A most complex work that demands multiple readings, Ulysses is the novel that placed James Joyce at the forefront of Modernism, a literary movement that strove to examine the human condition through the exploration of subjective reality. This psychological probing of the consciousness led to the literary technique of interior monologue, or stream-of-consciousness, a technique which paints the inner thoughts and emotional reactions of a character. As a result, passages are non-linear and often layered.
In this novel with the title of the Greek epic, Joyce restructures this classic to speak to the contemporary world. With these Homeric parallels, T. S. Eliot observed that Joyce's work depicts "the immense panorama of futility that is the modern world." With regard to the cited passage from Episode 8, describing Leopold Bloom's inner thoughts while he is in Davy Byrne's pub in Dublin at lunchtime as he eats a ham and mustard sandwich with a glass of Burgundy wine, the sights and sounds of Dublin--"Stuck, the flies buzzed"--frame the almost mythological wanderings of Bloom's mind as he recalls his past love-making on a Dublin beach. Framed by the "flies buzzed," symbolic of the enclosing of Bloom's life in the tawdry, the swirling dream of his experience juxtaposes the classic with earthy images:
Fields of undersea, the lines faint brown in grass, buried cities. Pillowed on my coat she had her hair, earwigs in the heather scrub my hand under her nape, you'll toss me all. O wonder! Coolsoft with ointments her hand touched me, caressed: her eyes upon me did not turn away. Ravished over her I lay, full lips full open, kissed her mouth.

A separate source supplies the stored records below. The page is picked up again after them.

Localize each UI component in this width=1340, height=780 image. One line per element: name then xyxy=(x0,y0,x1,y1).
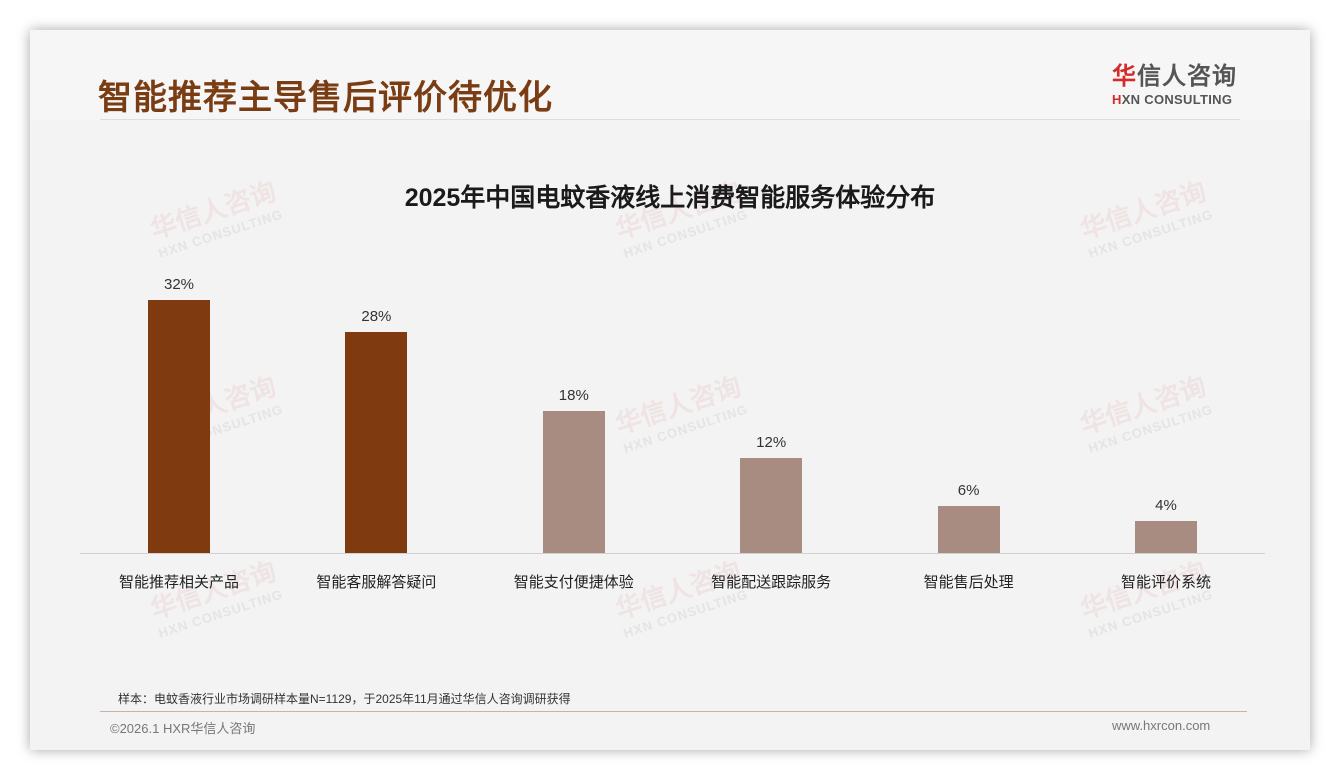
watermark: 华信人咨询 HXN CONSULTING xyxy=(610,551,750,641)
logo-en-rest: XN CONSULTING xyxy=(1121,92,1233,107)
watermark-en: HXN CONSULTING xyxy=(1086,206,1215,261)
website-link: www.hxrcon.com xyxy=(1112,718,1211,733)
logo-cn-first: 华 xyxy=(1112,63,1137,90)
bar-4 xyxy=(740,458,803,553)
category-label: 智能配送跟踪服务 xyxy=(711,574,832,591)
bar-value-label: 28% xyxy=(361,308,392,325)
slide: 智能推荐主导售后评价待优化 华信人咨询 HXN CONSULTING 华信人咨询… xyxy=(30,30,1310,750)
watermark-en: HXN CONSULTING xyxy=(156,586,285,641)
logo-en: HXN CONSULTING xyxy=(1112,92,1242,107)
watermark-en: HXN CONSULTING xyxy=(156,206,285,261)
category-label: 智能推荐相关产品 xyxy=(118,574,239,591)
bar-6 xyxy=(1135,521,1197,553)
watermark-en: HXN CONSULTING xyxy=(621,586,750,641)
category-label: 智能评价系统 xyxy=(1120,574,1211,591)
footer-divider xyxy=(100,711,1247,712)
watermark: 华信人咨询 HXN CONSULTING xyxy=(1075,551,1215,641)
bar-2 xyxy=(345,332,408,553)
watermark: 华信人咨询 HXN CONSULTING xyxy=(1075,366,1215,456)
bar-5 xyxy=(937,506,1000,553)
title-divider xyxy=(100,119,1240,120)
logo-en-first: H xyxy=(1112,92,1122,107)
bar-1 xyxy=(148,300,210,553)
watermark-en: HXN CONSULTING xyxy=(1086,586,1215,641)
sample-note: 样本：电蚊香液行业市场调研样本量N=1129，于2025年11月通过华信人咨询调… xyxy=(118,692,571,706)
bar-value-label: 32% xyxy=(163,276,195,293)
page-title: 智能推荐主导售后评价待优化 xyxy=(98,79,553,117)
watermark-en: HXN CONSULTING xyxy=(1086,401,1215,456)
watermark-cn: 华信人咨询 xyxy=(1076,370,1210,440)
logo-cn: 华信人咨询 xyxy=(1112,64,1242,90)
bar-value-label: 18% xyxy=(558,387,589,404)
category-label: 智能支付便捷体验 xyxy=(513,574,634,591)
logo-cn-rest: 信人咨询 xyxy=(1137,63,1237,90)
chart-title: 2025年中国电蚊香液线上消费智能服务体验分布 xyxy=(404,184,936,212)
bar-3 xyxy=(542,411,605,553)
category-label: 智能客服解答疑问 xyxy=(316,574,437,591)
bar-value-label: 4% xyxy=(1155,497,1177,514)
copyright: ©2026.1 HXR华信人咨询 xyxy=(110,721,256,736)
watermark-en: HXN CONSULTING xyxy=(621,206,750,261)
category-label: 智能售后处理 xyxy=(923,574,1014,591)
header-band xyxy=(30,30,1310,120)
company-logo: 华信人咨询 HXN CONSULTING xyxy=(1112,64,1242,108)
x-axis-line xyxy=(80,553,1265,554)
bar-value-label: 12% xyxy=(756,434,787,451)
watermark: 华信人咨询 HXN CONSULTING xyxy=(145,551,285,641)
bar-value-label: 6% xyxy=(957,482,980,499)
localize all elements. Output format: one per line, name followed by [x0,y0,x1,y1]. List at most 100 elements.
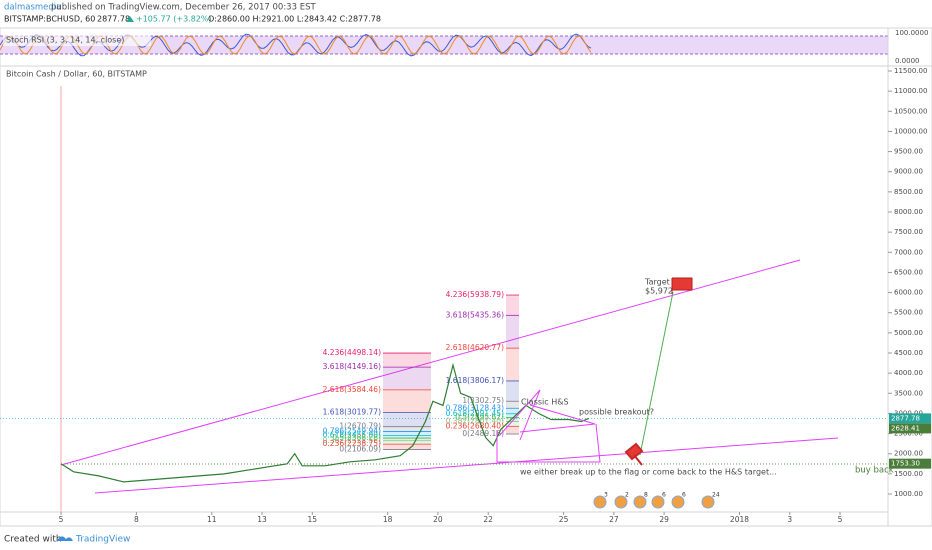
fib-zone [506,315,519,349]
fib-zone [383,412,431,427]
event-badge [593,495,607,509]
fib-label: 0(2489.16) [462,429,504,438]
annotation: buy back [855,466,894,476]
fib-label: 1(3302.75) [462,396,504,405]
y-tick-label: 8000.00 [894,208,923,216]
fib-zone [506,408,519,414]
x-tick-label: 13 [257,515,267,524]
price-tag [889,413,931,424]
y-tick-label: 7500.00 [894,228,923,236]
x-tick-label: 29 [659,515,669,524]
x-tick-label: 22 [483,515,493,524]
x-tick-label: 5 [838,515,843,524]
fib-label: 1.618(3806.17) [446,376,504,385]
y-tick-label: 1000.00 [894,490,923,498]
fib-zone [506,426,519,435]
fib-label: 3.618(5435.36) [446,310,504,319]
projection [496,423,601,463]
event-count: 24 [712,492,720,499]
event-count: 8 [644,492,648,499]
flag [671,277,693,294]
fib-label: 2.618(3584.46) [323,385,381,394]
annotation: Target [644,278,670,287]
y-tick-label: 9500.00 [894,148,923,156]
brand-logo [57,536,73,541]
fib-zone [506,421,519,427]
price-tag [889,458,931,469]
hs-triangle [499,389,541,441]
x-tick-label: 15 [308,515,318,524]
fib-zone [383,435,431,439]
y-tick-label: 4500.00 [894,349,923,357]
fib-label: 0.236(2680.40) [446,421,504,430]
event-badge [614,495,628,509]
change: +105.77 (+3.82%) [136,15,212,24]
author[interactable]: dalmasmedia [4,3,61,13]
fib-label: 0.618(2991.45) [446,409,504,418]
fib-zone [506,413,519,418]
up-arrow [126,16,134,22]
y-tick-label: 9000.00 [894,168,923,176]
fib-label: 2.618(4620.77) [446,343,504,352]
x-tick-label: 25 [559,515,569,524]
fib-label: 0.618(2455.00) [323,430,381,439]
fib-zone [383,367,431,390]
fib-zone [383,431,431,436]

Part of Joyce's style of writing emanates from his belief that style must be wed to content. The sensual Bloom, who is a sexual deviant at times (he masturbates as he watches girls at a beach), mixes his images of the classical goddesses with the anal workings of the human body, stylistic images that convey the confluence of Bloom's hope for something out of the ordinary that, instead, is reduced to the carnal:
Shapely goddesses, Venus, Juno: curves the world admires....Lovely forms of woman sculpted Junonian. Immortal lovely. And we stuffing food in one hole and out behind: food, chyle, blood, dung, earth, food: have to feed it like stoking an engine.
Thus, in this passage of interior monologue that is combined with Joyce's inimitable eclectic style in which "form is an extension of content," the reader gains insight into the mind and character of Leopold Bloom, a character who is in sharp contrast--a foil--to the idealistic and intellectual Stephan Dedalus.